La verdadera Navidad abre los ojos y ablanda el alma para ver que hay muchos hermanos en nuestro mundo que lo están pasando mal, sufren mucho, mueren de hambre; que son numerosos los emigrantes que se juegan la vida buscando un futuro mejor para ellos y los suyos; que hay soledades, sufrimientos y pobrezas severas muy cerca de nosotros. Todos esperan explícitamente o a su manera que en su vida sea Navidad.

Deseo una verdadera y feliz navidad a todos:

A los niños, los que tenéis casa y los niños de la calle en aumento cada año, también a los niños emigrantes, que nos recordáis a Jesús niño, emigrante forzoso en tierra de Egipto.
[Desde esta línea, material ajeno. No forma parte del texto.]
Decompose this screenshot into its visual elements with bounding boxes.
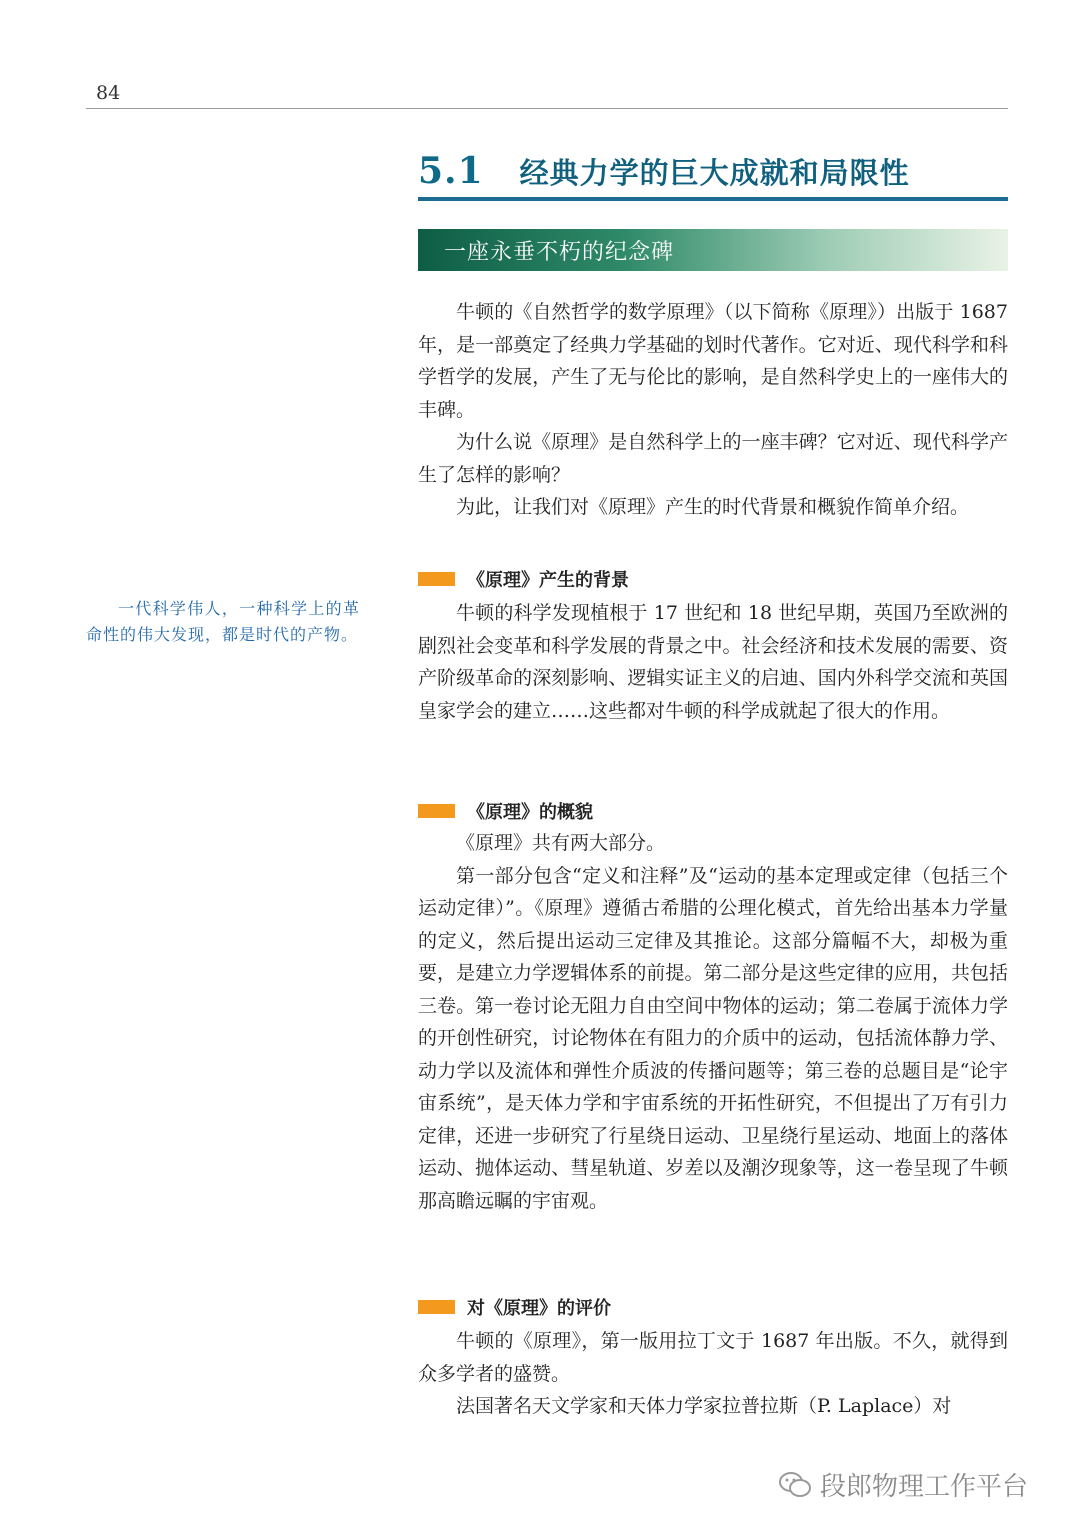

¡Felicidades a los jóvenes, especialmente a los empeñados en revitalizar la pastoral juvenil en nuestra Diócesis!

¡Felicidades a los que formáis una familia parecida a la familia de Nazaret!

¡Feliz Navidad a los ancianos, que sois sabiduría y experiencia!; que la Navidad os envuelva con el rocío del cariño, con la compañía y la comprensión de los vuestros.

¡Feliz Navidad para los enfermos e impedidos, para todos los que sufrís en el cuerpo o en el alma, para los privados de libertad!

¡Feliz Navidad a los de casa, a los que frecuentáis la comunidad eclesial y también los que os habéis alejado, pero que tenéis las puertas siempre abiertas! ¡Feliz Navidad a los miembros de otras confesiones cristianas o de otras religiones!

Permitidme que envíe una especial felicitación a los miembros de la vida consagrada en este año a ellos dedicado: Sois una de las mejores riquezas de la vida diocesana. ¡Que la Navidad y el Año Nuevo os traigan el aguinaldo de nuevas vocaciones!

¡Felicidades, Paz y buen Año Nuevo a todos!